А мужик, и правда, был красивым. Высокий рост, которым не мог похвастаться больше ни один мужчина в его семье, спортивная фигура – много лет занятий самбо и дзюдо не прошли даром, черные волнистые волосы (шелковые, по версии его матери), обрамлявшие по-детски круглое лицо, чуть удлиненные, но аккуратно подстриженные по последней моде баки, большие карие глаза, пристально смотревшие из-под длинных черных ресниц в самую душу, густые черные брови, придававшие еще больше смысла и без того глубокому взгляду, нос без характерной армянской горбинки, волевой подбородок с забавной ямочкой посередине. Гевуш говорил по-русски свободно, но с легким армянским акцентом, что придавало его речи особый шарм и вызывало умиление у представительниц противоположного пола. Он был очень начитан и умел поддержать интересную беседу. А как он заразительно смеялся!
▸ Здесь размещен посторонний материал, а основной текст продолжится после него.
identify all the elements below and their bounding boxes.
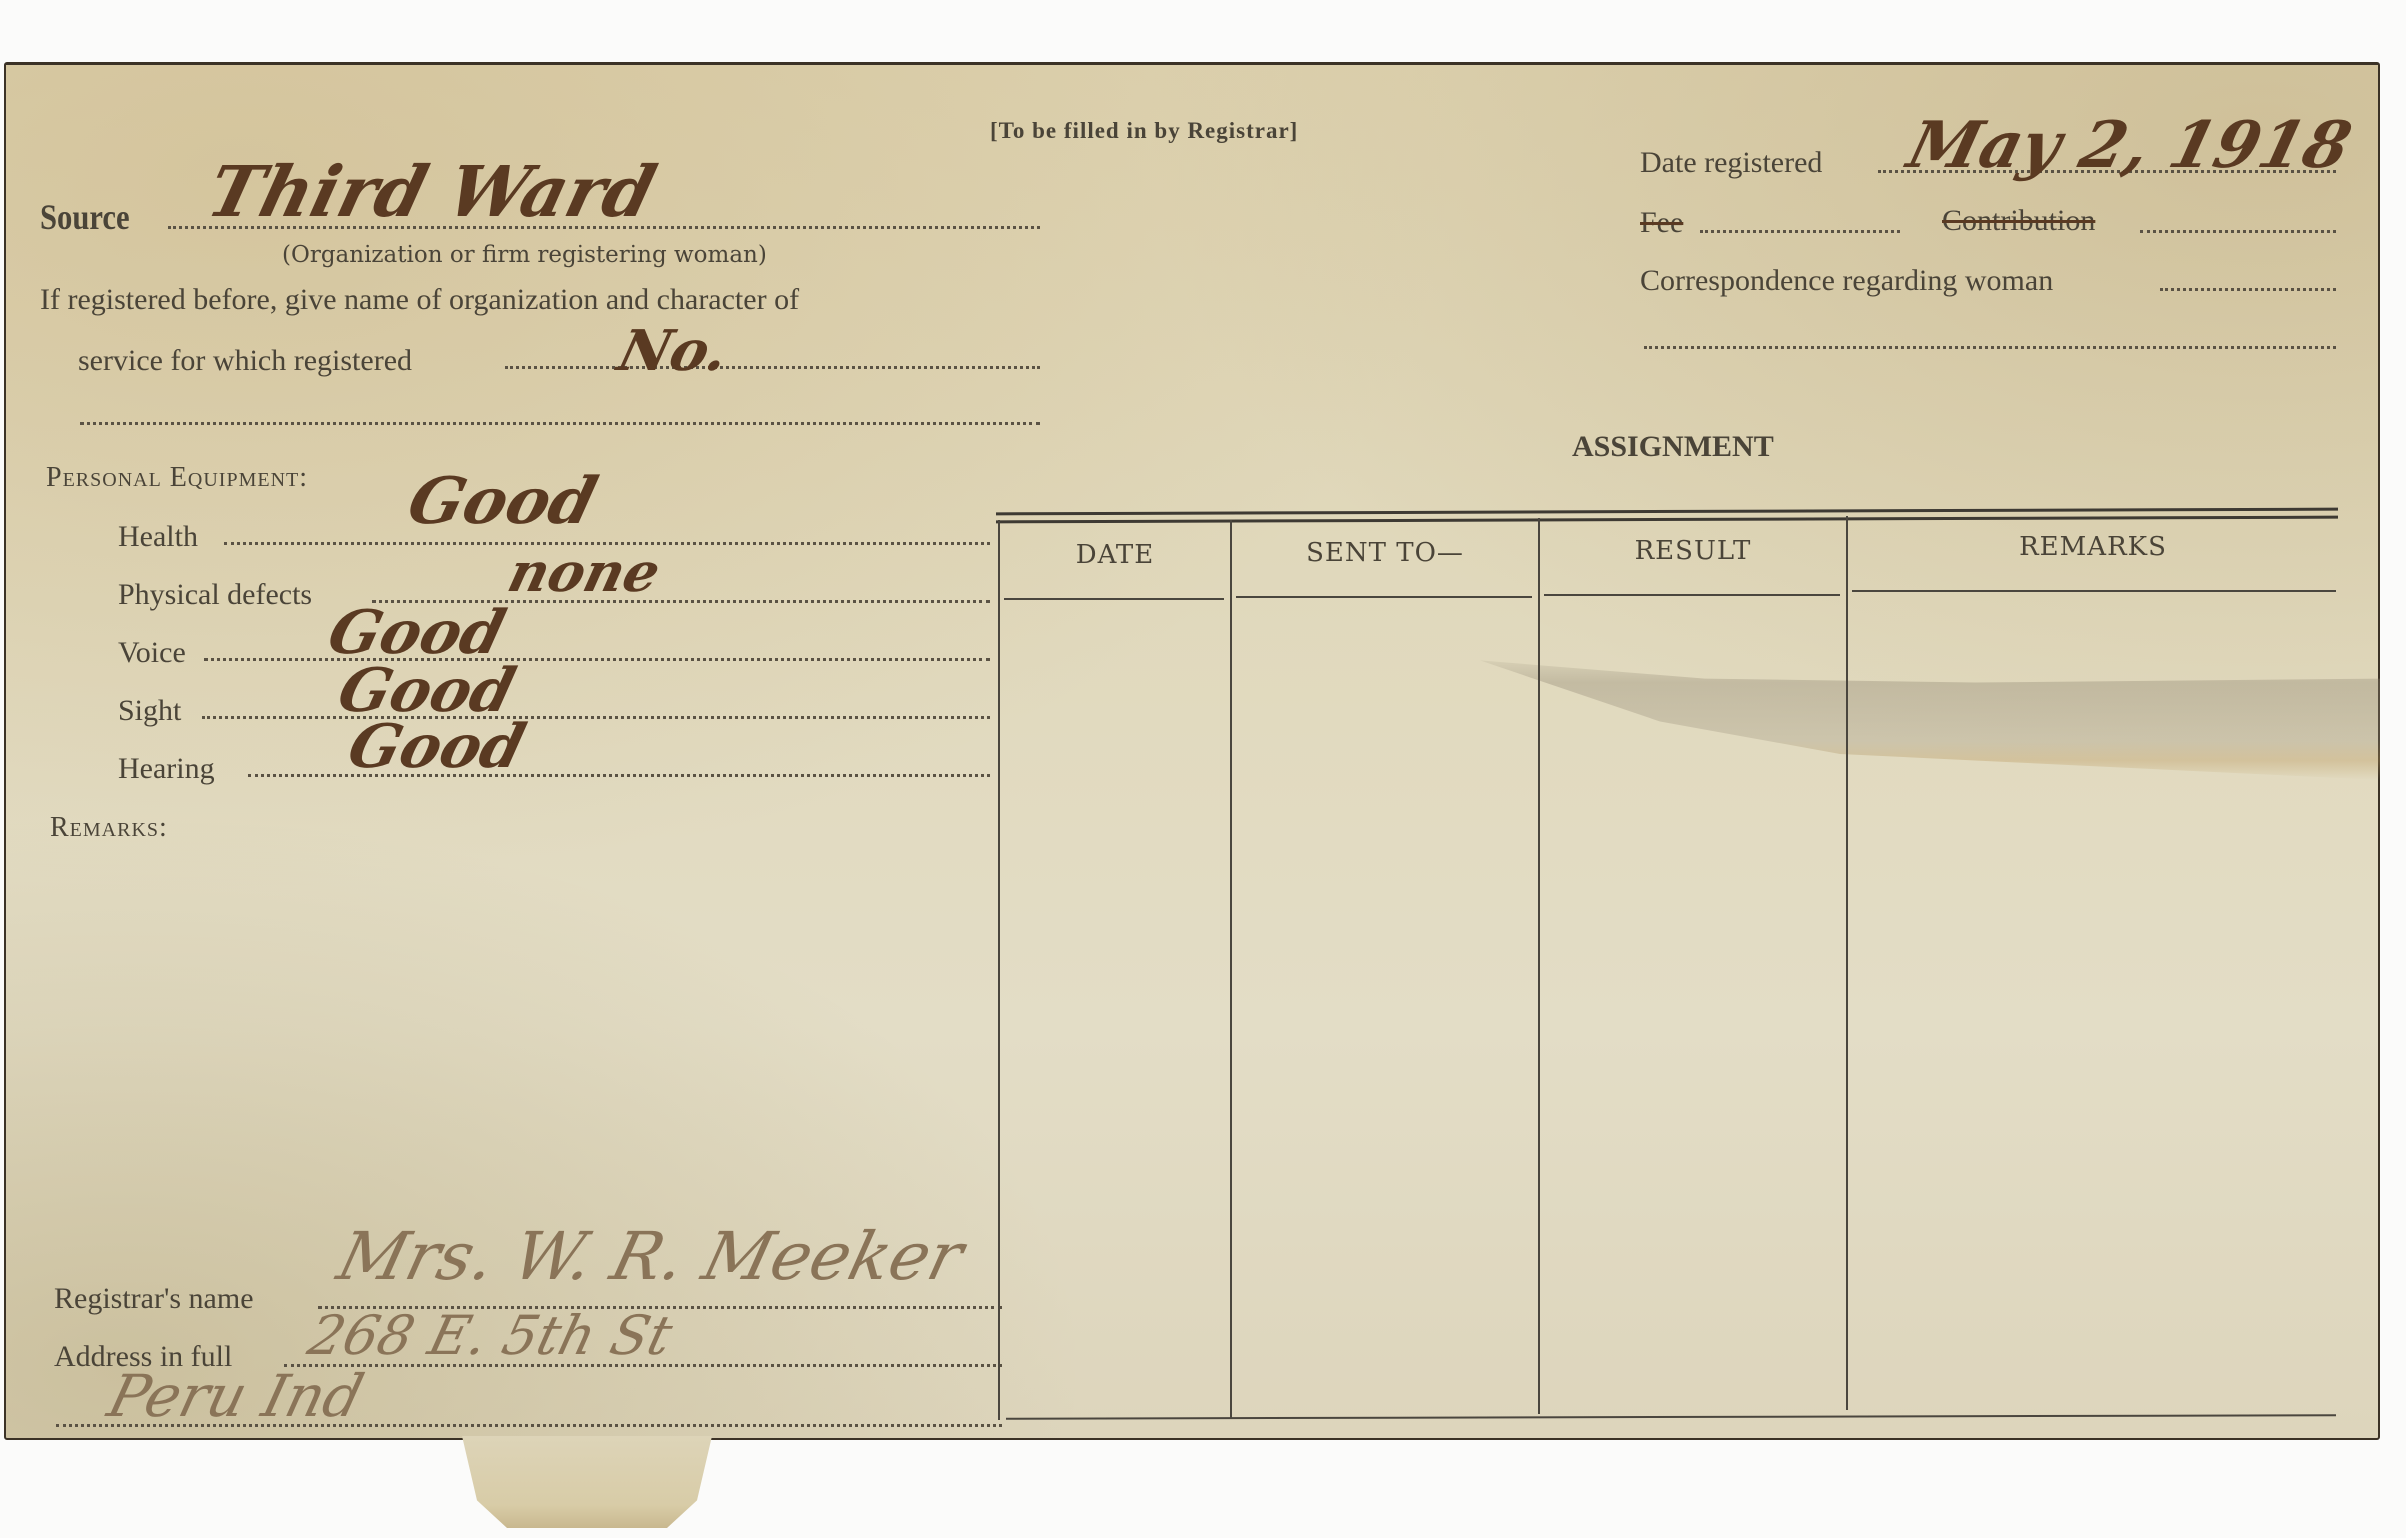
date-registered-label: Date registered (1640, 146, 1822, 180)
previous-registration-prompt-line2: service for which registered (78, 344, 412, 378)
date-registered-value[interactable]: May 2, 1918 (1901, 108, 2359, 183)
table-cell-remarks[interactable] (1850, 594, 2336, 1408)
source-caption: (Organization or firm registering woman) (282, 242, 767, 268)
sight-line (202, 716, 990, 719)
hearing-value[interactable]: Good (341, 712, 532, 782)
column-divider-2 (1538, 518, 1540, 1414)
header-underline-date (1004, 598, 1224, 600)
previous-registration-line-2 (80, 422, 1040, 425)
health-label: Health (118, 520, 198, 554)
voice-label: Voice (118, 636, 186, 670)
table-cell-date[interactable] (1002, 602, 1228, 1412)
registrar-name-label: Registrar's name (54, 1282, 254, 1316)
sight-label: Sight (118, 694, 181, 728)
physical-defects-label: Physical defects (118, 578, 312, 612)
registrar-note: [To be filled in by Registrar] (990, 118, 1298, 144)
source-value[interactable]: Third Ward (200, 150, 664, 233)
personal-equipment-heading: Personal Equipment: (46, 462, 308, 494)
column-divider-1 (1230, 520, 1232, 1418)
contribution-line (2140, 230, 2336, 233)
header-underline-sent-to (1236, 596, 1532, 598)
address-line1-value[interactable]: 268 E. 5th St (302, 1304, 678, 1367)
fee-label: Fee (1640, 206, 1683, 240)
header-underline-remarks (1852, 590, 2336, 592)
remarks-area[interactable] (50, 850, 990, 1250)
previous-registration-value[interactable]: No. (612, 318, 736, 384)
column-divider-3 (1846, 516, 1848, 1410)
card-tab (462, 1436, 712, 1528)
table-cell-result[interactable] (1542, 598, 1844, 1408)
physical-defects-value[interactable]: none (502, 540, 667, 604)
header-underline-result (1544, 594, 1840, 596)
fee-line (1700, 230, 1900, 233)
source-label: Source (40, 196, 130, 238)
registrar-name-value[interactable]: Mrs. W. R. Meeker (330, 1218, 970, 1295)
table-cell-sent-to[interactable] (1234, 600, 1536, 1410)
correspondence-label: Correspondence regarding woman (1640, 264, 2053, 298)
previous-registration-line (505, 366, 1040, 369)
correspondence-line (2160, 288, 2336, 291)
table-left-border (998, 520, 1000, 1420)
column-header-result: RESULT (1540, 536, 1846, 566)
assignment-title: ASSIGNMENT (1572, 430, 1774, 464)
remarks-label: Remarks: (50, 812, 168, 844)
contribution-label: Contribution (1942, 204, 2095, 238)
address-line2-value[interactable]: Peru Ind (102, 1362, 371, 1430)
column-header-sent-to: SENT TO— (1232, 538, 1538, 568)
previous-registration-prompt: If registered before, give name of organ… (40, 283, 799, 317)
column-header-date: DATE (1000, 540, 1230, 570)
hearing-label: Hearing (118, 752, 215, 786)
column-header-remarks: REMARKS (1848, 532, 2338, 562)
health-value[interactable]: Good (401, 464, 604, 539)
correspondence-line-2 (1644, 346, 2336, 349)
В его глазах зажигались озорные огоньки, рот расплывался в широкой, по-детски искренней улыбке, он хлопал ладонью по коленке, и, запрокинув голову назад, заходился от хохота. Кто мог устоять перед этим мужчиной? Альфия не смогла.

Татары говорят, чтобы Бог услышал молитвы, молиться надо на рассвете. Однажды Альфия услышала об этом от своей матери, и, будучи беременной, она исправно каждый день вставала в четыре утра и молилась, чтобы ребенок был похож на ее любимого мужчину, на Гевуша. От красивого мужика должен был родиться такой же красивый ребенок. Она так решила.

– Как назовем ребенка? – спросил Гевуш, держа в руках нарядный белый сверток с рюшами в день выписки.

– Давай назовем ее Нателлой! – предложила Альфия.

– Нателла? Грузинское имя? С чего вдруг? – удивился Гевуш. – Я хочу Риммой, в честь мамы.

– Твоя мама всегда мечтала о дочке и хотела назвать ее Нателлой, – пояснила ему жена, – она сама мне говорила. Это ее любимое имя! Так звали ее лучшую институтскую подругу.

– Да? Мама так хотела? Ну хорошо, пусть будет Нателла.

Так началась моя история.

Глава 2. Тата Римма приехала

Радостная новость о моем рождении быстро пронеслась по всей округе и долетела до солнечного Еревана – города, в котором жила моя бабушка с папиной стороны, Римма Мартиросовна. Моя Тата Римма.

– Товарищ Чубаров, – появилась она в дверях кабинета своего начальника, взволнованно сжимая в руках телеграмму от сына, – мне срочно нужен отпуск! У меня в России внучка родилась!

– Конечно, конечно, Римма Мартиросовна! Пишите заявление и поезжайте! И примите мои поздравления!

Тата Римма не дослушала. Она уже бежала по коридору к выходу из здания заводоуправления. Ей предстояло много дел до вылета: нужно было купить подарки, угощения и собираться в дорогу.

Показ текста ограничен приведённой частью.